Something inside him feels good, alive. He steps closer to look at the side of his face, realizes the cut under the gauze will probably need stitches when he can get to a doctor. He closes his eyes; he’s seen enough.
Outside, on the cold streets, Jack remembers that the Mustang is parked at Maxine’s, so he lets the bellman hail him a cab. In the warm backseat, he opens the bag and looks inside, sees the clean stacks of twenties and fifties and runs his finger along the edge of one, feeling the soft tickle of the individual bills brushing his thumb. When he brings his face down to the opening, the small bag smells like new leather and fresh money: a musty smell, pungent and maybe just a little bit wet. It’s not a smell he’s especially used to, but it’s one he’ll remember, one he’ll want to smell again.
As the taxi makes its way west toward the Sunset, getting onto Fell, one of the fast four-lane roadways that pass through the city like highways, Jack sits back and closes his eyes. He knows there’s no smoking in the taxi but soon he’ll have a cigarette, maybe even get some sleep and wake up with Maxine next to him sometime tomorrow afternoon. Then he’ll start to put some of the pieces back together.

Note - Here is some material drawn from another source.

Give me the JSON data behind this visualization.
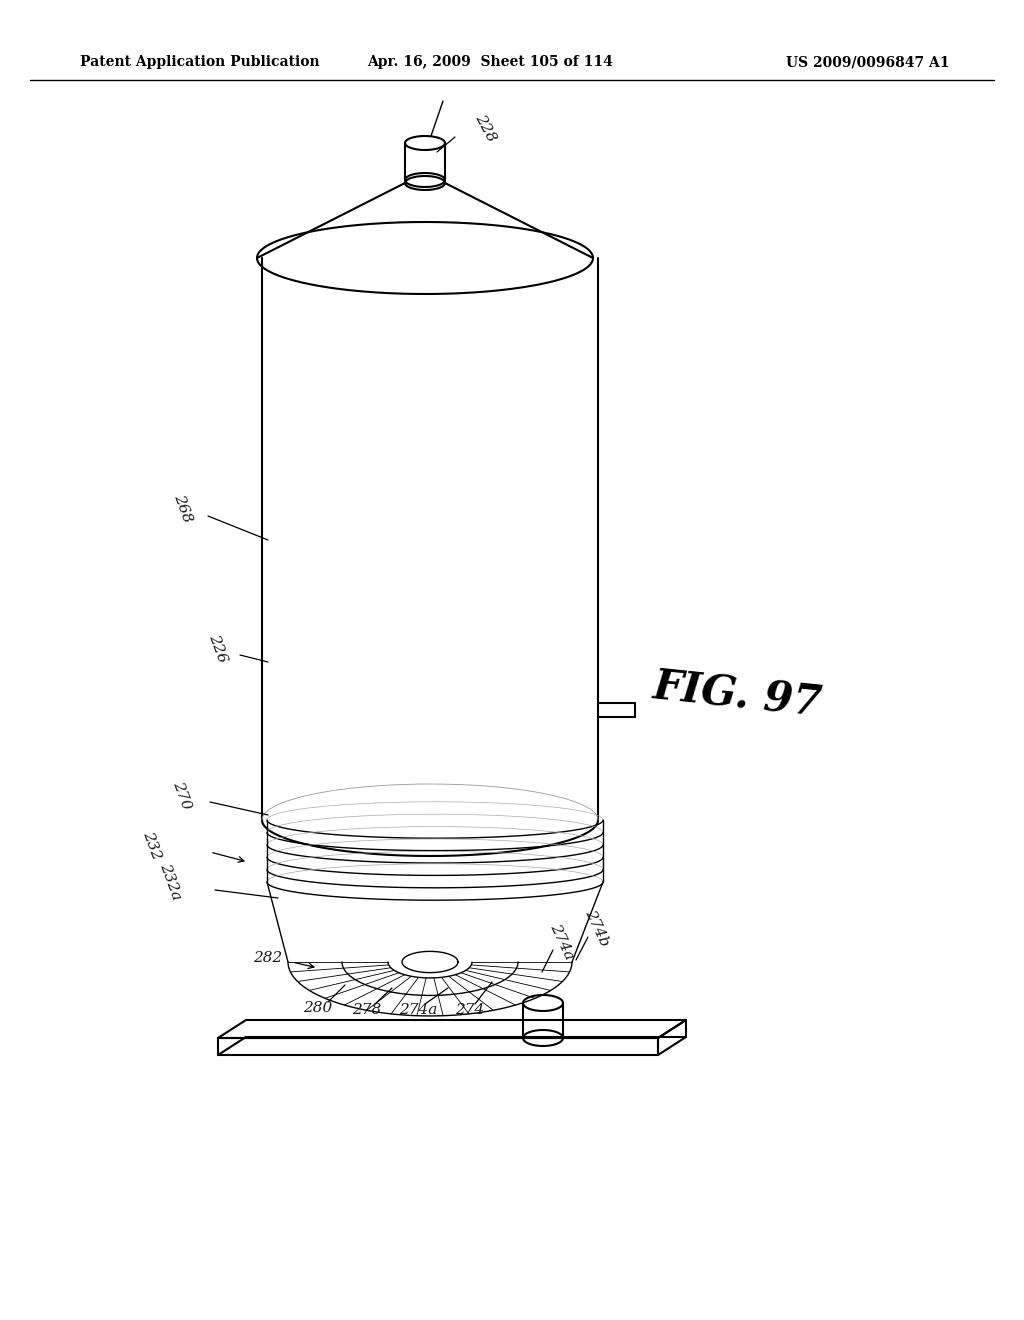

Jack leans forward toward the driver and asks, “Excuse me. Do you mind if I smoke?”
The driver shakes his head and says he doesn’t mind. The window next to Jack is already starting to lower as he feels around for his pack. He’s at the end of his options, he’s afraid, and has pissed off too many people. The thought of Freeman showing up at his house, tattoo and all, or a couple of Tony’s guys from the clubs, even the bald Russian, all of these fears come to Jack, and he worries his life will never be the same, that he’ll never be able to relax. Then there’s Sgt.